Aka Gamma distribution gamma(a, b).

Models time to complete some task.

pdf \(f_X(x) = \frac{b^{-a}x^{a-1}e^{-x/b}}{\gG(a)} \propto x^{a-1}e^{-x/b}\) for \(x \in [0, \infty]\): Pf: using \(\gG()\) defn. Mean \(\mean = ab; var[X] = ab^{2}\) using \(\gG()\) properties. By finding critical point of f(x), mode is b(a-1).

This is a single mode distribution.

Inverse Gamma distribution

The distribution of U = 1/X, where \(X \distr gamma(a, b)\).
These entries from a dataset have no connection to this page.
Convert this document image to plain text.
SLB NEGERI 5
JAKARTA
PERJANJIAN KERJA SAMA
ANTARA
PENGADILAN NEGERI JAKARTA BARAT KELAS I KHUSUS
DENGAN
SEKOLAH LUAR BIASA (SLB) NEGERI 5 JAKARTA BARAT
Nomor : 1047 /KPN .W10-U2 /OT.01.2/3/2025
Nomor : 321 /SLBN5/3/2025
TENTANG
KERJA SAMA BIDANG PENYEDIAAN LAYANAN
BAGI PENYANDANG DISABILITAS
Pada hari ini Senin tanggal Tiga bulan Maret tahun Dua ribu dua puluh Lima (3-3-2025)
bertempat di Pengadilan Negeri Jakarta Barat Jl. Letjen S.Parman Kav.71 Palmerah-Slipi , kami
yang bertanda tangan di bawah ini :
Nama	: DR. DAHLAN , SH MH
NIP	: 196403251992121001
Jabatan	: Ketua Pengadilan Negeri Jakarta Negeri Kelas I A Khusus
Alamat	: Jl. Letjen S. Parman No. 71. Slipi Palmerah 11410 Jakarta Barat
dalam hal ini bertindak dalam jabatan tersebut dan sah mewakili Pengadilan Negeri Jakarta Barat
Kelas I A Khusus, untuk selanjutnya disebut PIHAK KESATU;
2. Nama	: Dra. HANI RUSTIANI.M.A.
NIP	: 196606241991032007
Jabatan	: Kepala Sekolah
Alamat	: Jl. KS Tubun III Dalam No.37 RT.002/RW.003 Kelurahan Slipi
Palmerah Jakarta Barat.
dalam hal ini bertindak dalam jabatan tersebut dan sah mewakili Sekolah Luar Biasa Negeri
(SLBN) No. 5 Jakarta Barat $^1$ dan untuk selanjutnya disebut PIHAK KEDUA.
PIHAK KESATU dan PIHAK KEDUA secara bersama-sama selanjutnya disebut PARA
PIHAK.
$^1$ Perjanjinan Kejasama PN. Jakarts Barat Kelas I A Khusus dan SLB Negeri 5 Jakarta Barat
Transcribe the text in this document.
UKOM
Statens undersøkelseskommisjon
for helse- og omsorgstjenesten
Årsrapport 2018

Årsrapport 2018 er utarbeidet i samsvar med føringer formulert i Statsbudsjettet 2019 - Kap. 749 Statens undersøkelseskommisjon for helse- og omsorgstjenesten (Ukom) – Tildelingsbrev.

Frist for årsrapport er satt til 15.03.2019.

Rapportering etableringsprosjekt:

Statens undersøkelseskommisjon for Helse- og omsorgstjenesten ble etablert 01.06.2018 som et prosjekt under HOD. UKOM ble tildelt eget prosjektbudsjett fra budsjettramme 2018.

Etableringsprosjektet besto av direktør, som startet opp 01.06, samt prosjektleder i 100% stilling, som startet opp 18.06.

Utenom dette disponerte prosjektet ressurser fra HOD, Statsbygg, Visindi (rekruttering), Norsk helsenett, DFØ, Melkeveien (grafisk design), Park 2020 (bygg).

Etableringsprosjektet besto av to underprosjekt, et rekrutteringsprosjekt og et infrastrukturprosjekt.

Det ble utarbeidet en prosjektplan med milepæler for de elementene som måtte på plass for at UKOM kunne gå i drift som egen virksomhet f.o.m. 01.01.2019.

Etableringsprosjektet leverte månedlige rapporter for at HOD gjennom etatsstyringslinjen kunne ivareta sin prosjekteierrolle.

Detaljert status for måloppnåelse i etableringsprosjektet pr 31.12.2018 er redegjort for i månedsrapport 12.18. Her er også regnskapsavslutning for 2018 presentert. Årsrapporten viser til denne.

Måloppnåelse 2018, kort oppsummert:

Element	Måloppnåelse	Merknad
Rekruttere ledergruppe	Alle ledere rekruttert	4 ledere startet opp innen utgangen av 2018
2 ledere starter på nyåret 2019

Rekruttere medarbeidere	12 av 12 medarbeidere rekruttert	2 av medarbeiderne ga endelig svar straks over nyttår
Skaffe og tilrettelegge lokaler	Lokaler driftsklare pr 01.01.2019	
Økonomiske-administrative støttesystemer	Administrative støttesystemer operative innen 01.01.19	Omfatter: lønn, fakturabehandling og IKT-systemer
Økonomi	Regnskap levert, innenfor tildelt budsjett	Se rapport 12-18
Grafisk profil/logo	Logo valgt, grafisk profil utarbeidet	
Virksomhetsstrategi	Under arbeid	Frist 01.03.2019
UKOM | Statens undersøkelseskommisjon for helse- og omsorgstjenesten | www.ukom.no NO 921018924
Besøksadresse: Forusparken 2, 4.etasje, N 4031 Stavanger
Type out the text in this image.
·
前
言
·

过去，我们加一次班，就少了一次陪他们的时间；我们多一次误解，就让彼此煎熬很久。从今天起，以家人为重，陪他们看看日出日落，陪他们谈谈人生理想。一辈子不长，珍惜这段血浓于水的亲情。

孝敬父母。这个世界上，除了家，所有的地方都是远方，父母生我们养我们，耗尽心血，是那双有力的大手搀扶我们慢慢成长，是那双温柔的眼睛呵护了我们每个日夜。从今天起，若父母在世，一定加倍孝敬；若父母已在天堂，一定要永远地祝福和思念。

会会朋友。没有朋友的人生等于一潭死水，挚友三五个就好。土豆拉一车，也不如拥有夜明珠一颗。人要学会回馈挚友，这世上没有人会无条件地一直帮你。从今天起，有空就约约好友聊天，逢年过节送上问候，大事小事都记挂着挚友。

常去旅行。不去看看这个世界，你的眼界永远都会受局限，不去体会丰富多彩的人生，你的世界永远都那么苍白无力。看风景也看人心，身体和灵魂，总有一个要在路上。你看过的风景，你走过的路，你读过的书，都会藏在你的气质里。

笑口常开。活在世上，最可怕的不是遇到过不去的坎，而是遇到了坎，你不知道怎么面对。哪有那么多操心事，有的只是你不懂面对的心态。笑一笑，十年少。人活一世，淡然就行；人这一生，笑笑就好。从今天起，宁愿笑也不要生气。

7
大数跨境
This is again a single mode distribution.

Exponential decay distribution \(expo(\mean)\)

pdf: \(f(x; m) = m^{-1}e^{-x/\mean}\) for \(x \in [0, \infty]\). Same as \(gamma(1, \mean)\).

CDF \(F(x) = 1 - e^{-x/\mean}\) iff \(x\geq 0\).

\(m\) is mean by integration by parts.

\(var[X] = m^{2}\): use integration by parts to find \(E[X^{2}]\); find \(E[X^{2}] - m^{2}\).

Shift parameter

Note that analogous distributions \(f(x;t, m)\) can be defined with support \(x \in [t, \infty]\) by adding a location parameter \(t\).

Bilateral-exponential decay distribution

Aka double-exponential decay distribution. Aka Laplace distribution.

pdf \(f(x; t, m) = \frac{1}{2m} e^{-|x - t|/m}\).

The graph

Mode is 0. You get an exponential tail. \(\frac{1}{\mean}\) controls when the exponential decay kicks in. Aka exponential clock.